The latest decision related to the relatively narrow but important point of the relevant “domicile date”, which is the date specified by the CAT for determining whether a potential claimant was domiciled in the UK and thus automatically included in the proceedings unless they had opted out. Mr. Merricks claimed it should be 6 September 2016 (the date the proceedings were issued); Mastercard said it should be 18 August 2021 (the date the CPO was granted). Determining the “domicile date” was particularly important in Merricks because on Mastercard’s proposal c. 3 million people who were alive when the proceedings were issued but died before 18 August 2021, would be excluded from the claimant class.
In March 2022, the CAT concluded that the “domicile date” should be the date the proceedings were issued: i.e., the earlier date. Mastercard appealed on the basis that the CAT had failed to act in accordance with the statutory purpose of the domicile date, and thus erred in the exercise of its discretion. The Court of Appeal have now dismissed that appeal.

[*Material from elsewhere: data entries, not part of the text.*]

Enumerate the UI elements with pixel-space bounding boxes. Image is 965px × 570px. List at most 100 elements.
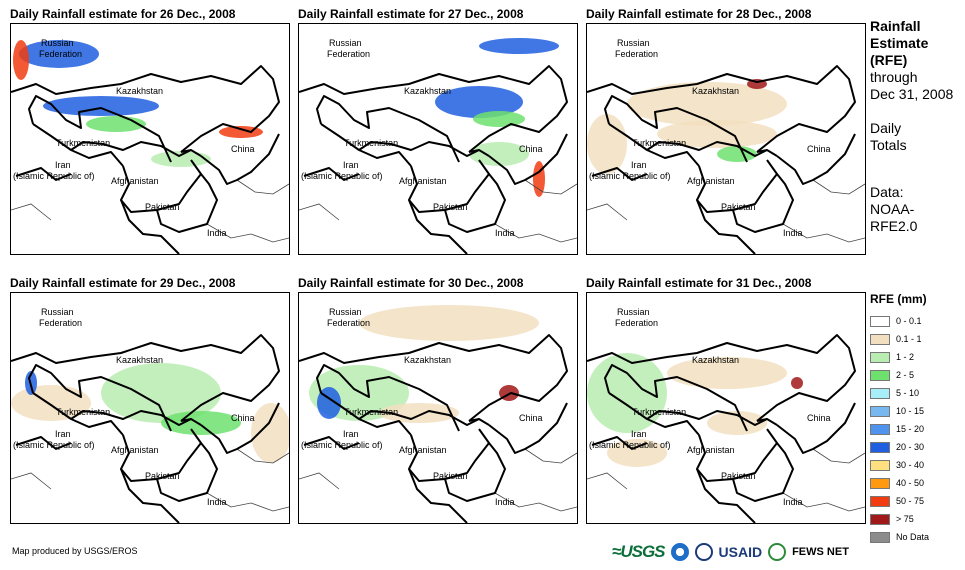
- country-label: India: [495, 497, 515, 507]
- country-border: [591, 436, 648, 450]
- country-label: Federation: [39, 318, 82, 328]
- minor-border: [524, 448, 577, 464]
- country-label: Pakistan: [145, 471, 180, 481]
- legend-item: 50 - 75: [870, 492, 929, 510]
- country-label: Kazakhstan: [404, 355, 451, 365]
- country-border: [320, 123, 412, 167]
- country-label: Kazakhstan: [116, 355, 163, 365]
- rainfall-area: [587, 114, 627, 174]
- rainfall-area: [13, 40, 29, 80]
- country-label: India: [495, 228, 515, 238]
- info-data-src1: NOAA-: [870, 201, 915, 217]
- rainfall-area: [607, 439, 667, 467]
- country-label: China: [807, 144, 831, 154]
- info-daily: Daily: [870, 120, 902, 136]
- country-border: [303, 436, 360, 450]
- info-through: through: [870, 69, 918, 85]
- country-label: Federation: [327, 318, 370, 328]
- country-border: [180, 418, 192, 422]
- rainfall-area: [251, 403, 289, 463]
- country-label: Afghanistan: [111, 176, 159, 186]
- country-label: China: [231, 144, 255, 154]
- rainfall-map: Russian Federation Kazakhstan Turkmenistan I…: [298, 292, 578, 524]
- minor-border: [812, 448, 865, 464]
- country-border: [776, 402, 856, 454]
- legend-label: 20 - 30: [896, 442, 925, 452]
- legend-item: No Data: [870, 528, 929, 546]
- country-label: (Islamic Republic of): [13, 171, 95, 181]
- legend-label: 50 - 75: [896, 496, 925, 506]
- rainfall-area: [435, 86, 523, 118]
- country-label: Pakistan: [721, 471, 756, 481]
- legend-items: 0 - 0.1 0.1 - 1 1 - 2 2 - 5 5 - 10 10 - 15 15 …: [870, 312, 929, 546]
- legend-item: 10 - 15: [870, 402, 929, 420]
- country-label: Afghanistan: [399, 176, 447, 186]
- country-border: [468, 149, 480, 153]
- legend-title: RFE (mm): [870, 292, 927, 306]
- country-border: [11, 334, 280, 422]
- legend-swatch: [870, 315, 890, 327]
- country-label: China: [519, 413, 543, 423]
- country-border: [408, 199, 468, 254]
- panel-title: Daily Rainfall estimate for 27 Dec., 200…: [298, 7, 524, 21]
- globe-icon: [768, 543, 787, 561]
- country-border: [120, 199, 180, 254]
- legend-swatch: [870, 441, 890, 453]
- country-border: [608, 123, 700, 167]
- country-border: [28, 364, 172, 432]
- country-label: Afghanistan: [111, 445, 159, 455]
- rainfall-area: [161, 411, 241, 435]
- country-label: Turkmenistan: [632, 407, 686, 417]
- country-border: [28, 95, 172, 163]
- panel-title: Daily Rainfall estimate for 31 Dec., 200…: [586, 276, 812, 290]
- legend-swatch: [870, 513, 890, 525]
- info-block: Rainfall Estimate (RFE) through Dec 31, …: [870, 18, 965, 235]
- country-border: [756, 149, 768, 153]
- country-border: [15, 167, 72, 181]
- noaa-logo-icon: [670, 543, 689, 561]
- country-border: [156, 173, 218, 233]
- rainfall-area: [19, 40, 99, 68]
- country-border: [608, 392, 700, 436]
- rainfall-area: [717, 146, 757, 162]
- legend-swatch: [870, 351, 890, 363]
- minor-border: [782, 223, 865, 243]
- country-border: [732, 173, 794, 233]
- legend-item: 0 - 0.1: [870, 312, 929, 330]
- country-border: [70, 410, 202, 426]
- country-border: [200, 133, 280, 185]
- legend-item: 1 - 2: [870, 348, 929, 366]
- legend-item: 30 - 40: [870, 456, 929, 474]
- country-border: [444, 173, 506, 233]
- minor-border: [524, 179, 577, 195]
- country-border: [120, 468, 180, 523]
- country-border: [756, 418, 768, 422]
- legend-label: No Data: [896, 532, 930, 542]
- country-label: India: [783, 497, 803, 507]
- country-label: India: [783, 228, 803, 238]
- panel-title: Daily Rainfall estimate for 30 Dec., 200…: [298, 276, 524, 290]
- country-label: Iran: [55, 429, 71, 439]
- minor-border: [206, 223, 289, 243]
- country-border: [200, 402, 280, 454]
- country-label: Pakistan: [433, 471, 468, 481]
- legend: RFE (mm) 0 - 0.1 0.1 - 1 1 - 2 2 - 5 5 - 10 1…: [870, 292, 929, 546]
- legend-label: 2 - 5: [896, 370, 915, 380]
- country-label: Afghanistan: [687, 176, 735, 186]
- minor-border: [11, 472, 52, 490]
- country-border: [488, 402, 568, 454]
- usaid-logo: USAID: [718, 544, 763, 560]
- panel-31-dec: Daily Rainfall estimate for 31 Dec., 200…: [586, 275, 866, 524]
- rainfall-area: [791, 377, 803, 389]
- legend-label: 0.1 - 1: [896, 334, 922, 344]
- legend-item: 0.1 - 1: [870, 330, 929, 348]
- country-label: Afghanistan: [687, 445, 735, 455]
- minor-border: [206, 492, 289, 512]
- rainfall-area: [469, 142, 529, 166]
- country-border: [488, 133, 568, 185]
- panel-title: Daily Rainfall estimate for 28 Dec., 200…: [586, 7, 812, 21]
- country-border: [32, 392, 124, 436]
- country-label: Russian: [617, 307, 650, 317]
- country-label: Turkmenistan: [344, 407, 398, 417]
- panel-26-dec: Daily Rainfall estimate for 26 Dec., 200…: [10, 6, 290, 255]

In reaching its decision, the Court of Appeal emphasised that the overall purpose of the collective proceedings regime is to provide access to justice for individual claimants who would not otherwise be able to obtain legal redress. It was held that the CAT was entitled to approach the determination of the “domicile date” with that overall purpose in mind. The Court recognised in particular that it was only because of the five-year delay between the claim being issued and the making of the CPO that some 3 million people would (if Mastercard were right) have lost their claim. This was through no fault of their own and something the CAT was entitled to have regard to.
Given the increasing costs of litigation, and the relatively low level of damages for individual consumer claims such that they would be uneconomical to bring unless pursued collectively, individuals in consumer claims such as in Merricks would otherwise not have any ability to recover the losses they have suffered. With the impending lengthy recession and cost of living crisis, access to justice is arguably more important than ever, and so the recognition and restatement by the Court of the importance of the collective proceedings regime in providing a route for consumers to obtain legal redress is to be welcomed.